根据我们的聊天,这是我迄今为止所拥有的:
set.seed(1)
getRewardsGaussian <- function(arms, plays) {
## assuming each action has a normal distribution
# first generate new means
QStar <- rnorm(arms, 0, 1)
# then for each mean, generate `play`-many samples
sapply(QStar, function(u)
rnorm(plays, u, 1))
}
CalculateRewardsPerMethod <- function(arms=7, epsi1=0.01, epsi2=0.1
, plays=1000, methods=c("greedy", "epsi1", "epsi2")) {
# names for easy handling
names(methods) <- methods
arm.names <- paste0("Arm", ifelse((1:arms)<10, 0, ""), 1:arms)
# this could be different if not all actions' rewards have a gaussian dist.
rewards.source <- getRewardsGaussian(arms, plays)
# Three dimensional array to track running averages of each method
running.avgs <-
array(0, dim=c(plays, arms, length(methods))
, dimnames=list(PlayNo.=NULL, Arm=arm.names, Method=methods))
# Three dimensional array to track the outcome of each play, according to each method
rewards.received <-
array(NA_real_, dim=c(plays, 2, length(methods))
, dimnames=list(PlayNo.=seq(plays), Outcome=c("Arm", "Reward"), Method=methods))
# define the function internally to not have to pass running.avgs
chooseAnArm <- function(p) {
# Note that in a tie, which.max returns the lowest value, which is what we want
maxes <- apply(running.avgs[p, ,methods, drop=FALSE], 3, which.max)
# Note: deliberately drawing two separate random numbers and keeping this as
# two lines of code to accent that the two draws should not be related
if(runif(1) < epsi1)
maxes["epsi1"] <- sample(arms, 1)
if(runif(1) < epsi2)
maxes["epsi2"] <- sample(arms, 1)
return(maxes)
}
## TODO: Perform each action at least once, then select according to algorithm
## Starting points.

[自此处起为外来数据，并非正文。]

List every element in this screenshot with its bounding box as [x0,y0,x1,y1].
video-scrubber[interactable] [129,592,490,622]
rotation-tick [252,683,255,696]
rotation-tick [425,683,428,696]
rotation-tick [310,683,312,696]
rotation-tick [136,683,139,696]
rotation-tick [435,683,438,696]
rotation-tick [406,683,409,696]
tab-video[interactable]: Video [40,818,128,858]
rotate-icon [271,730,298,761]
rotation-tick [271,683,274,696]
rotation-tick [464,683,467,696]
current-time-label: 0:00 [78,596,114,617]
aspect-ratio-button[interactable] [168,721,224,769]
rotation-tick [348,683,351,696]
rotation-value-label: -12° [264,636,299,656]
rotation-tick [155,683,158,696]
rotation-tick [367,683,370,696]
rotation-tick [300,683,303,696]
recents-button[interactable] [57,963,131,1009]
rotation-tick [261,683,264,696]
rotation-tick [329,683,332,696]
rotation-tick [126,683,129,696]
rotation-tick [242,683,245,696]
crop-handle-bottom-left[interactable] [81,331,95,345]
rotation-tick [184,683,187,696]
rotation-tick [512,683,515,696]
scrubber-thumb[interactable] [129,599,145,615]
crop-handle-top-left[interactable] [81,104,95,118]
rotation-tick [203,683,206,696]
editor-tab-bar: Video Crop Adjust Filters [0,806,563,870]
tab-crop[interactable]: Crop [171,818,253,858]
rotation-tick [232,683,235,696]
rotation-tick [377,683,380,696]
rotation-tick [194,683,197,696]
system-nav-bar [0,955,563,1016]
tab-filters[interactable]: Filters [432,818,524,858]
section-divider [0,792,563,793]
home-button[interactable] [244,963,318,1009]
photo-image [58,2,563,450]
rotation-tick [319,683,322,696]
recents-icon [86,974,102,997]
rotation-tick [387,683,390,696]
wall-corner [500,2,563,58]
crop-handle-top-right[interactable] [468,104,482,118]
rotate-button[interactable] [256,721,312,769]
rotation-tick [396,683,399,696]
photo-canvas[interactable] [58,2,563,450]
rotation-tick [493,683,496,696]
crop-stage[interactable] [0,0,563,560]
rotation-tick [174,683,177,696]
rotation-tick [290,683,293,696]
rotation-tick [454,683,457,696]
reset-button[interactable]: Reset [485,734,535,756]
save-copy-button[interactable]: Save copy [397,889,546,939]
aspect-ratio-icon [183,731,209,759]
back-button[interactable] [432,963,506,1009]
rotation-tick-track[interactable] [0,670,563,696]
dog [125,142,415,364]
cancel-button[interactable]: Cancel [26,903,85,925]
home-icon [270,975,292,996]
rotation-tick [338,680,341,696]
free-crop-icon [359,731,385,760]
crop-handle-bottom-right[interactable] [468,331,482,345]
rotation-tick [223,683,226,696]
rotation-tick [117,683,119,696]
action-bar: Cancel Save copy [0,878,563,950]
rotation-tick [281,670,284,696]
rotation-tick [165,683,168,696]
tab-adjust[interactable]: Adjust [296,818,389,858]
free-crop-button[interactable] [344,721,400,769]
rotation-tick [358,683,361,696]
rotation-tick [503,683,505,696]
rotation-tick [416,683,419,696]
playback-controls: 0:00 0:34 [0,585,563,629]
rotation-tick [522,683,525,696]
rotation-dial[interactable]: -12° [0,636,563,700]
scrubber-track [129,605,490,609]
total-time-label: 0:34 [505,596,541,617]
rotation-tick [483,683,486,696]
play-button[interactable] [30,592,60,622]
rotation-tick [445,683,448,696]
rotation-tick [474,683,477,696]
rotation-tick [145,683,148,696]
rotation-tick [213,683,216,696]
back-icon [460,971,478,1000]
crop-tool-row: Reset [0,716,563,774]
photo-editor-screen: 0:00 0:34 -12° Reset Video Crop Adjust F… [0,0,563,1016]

Everyone starts at machine 3
choice <- c(3, 3, 3)
reward <- rewards.source[1, choice]
## First run, slightly different
rewards.received[1,,] <- rbind(choice, reward)
running.avgs[1, choice, ] <- reward # if different starting points, this needs to change like below
## HERE IS WHERE WE START PULLING THE LEVERS ##
## ----------------------------------------- ##
for (p in 2:plays) {
choice <- chooseAnArm(p)
reward <- rewards.source[p, choice]
# Note: When dropping a dim, the methods will be the columns
# and the Outcome info will be the rows. Use `rbind` instead of `cbind`.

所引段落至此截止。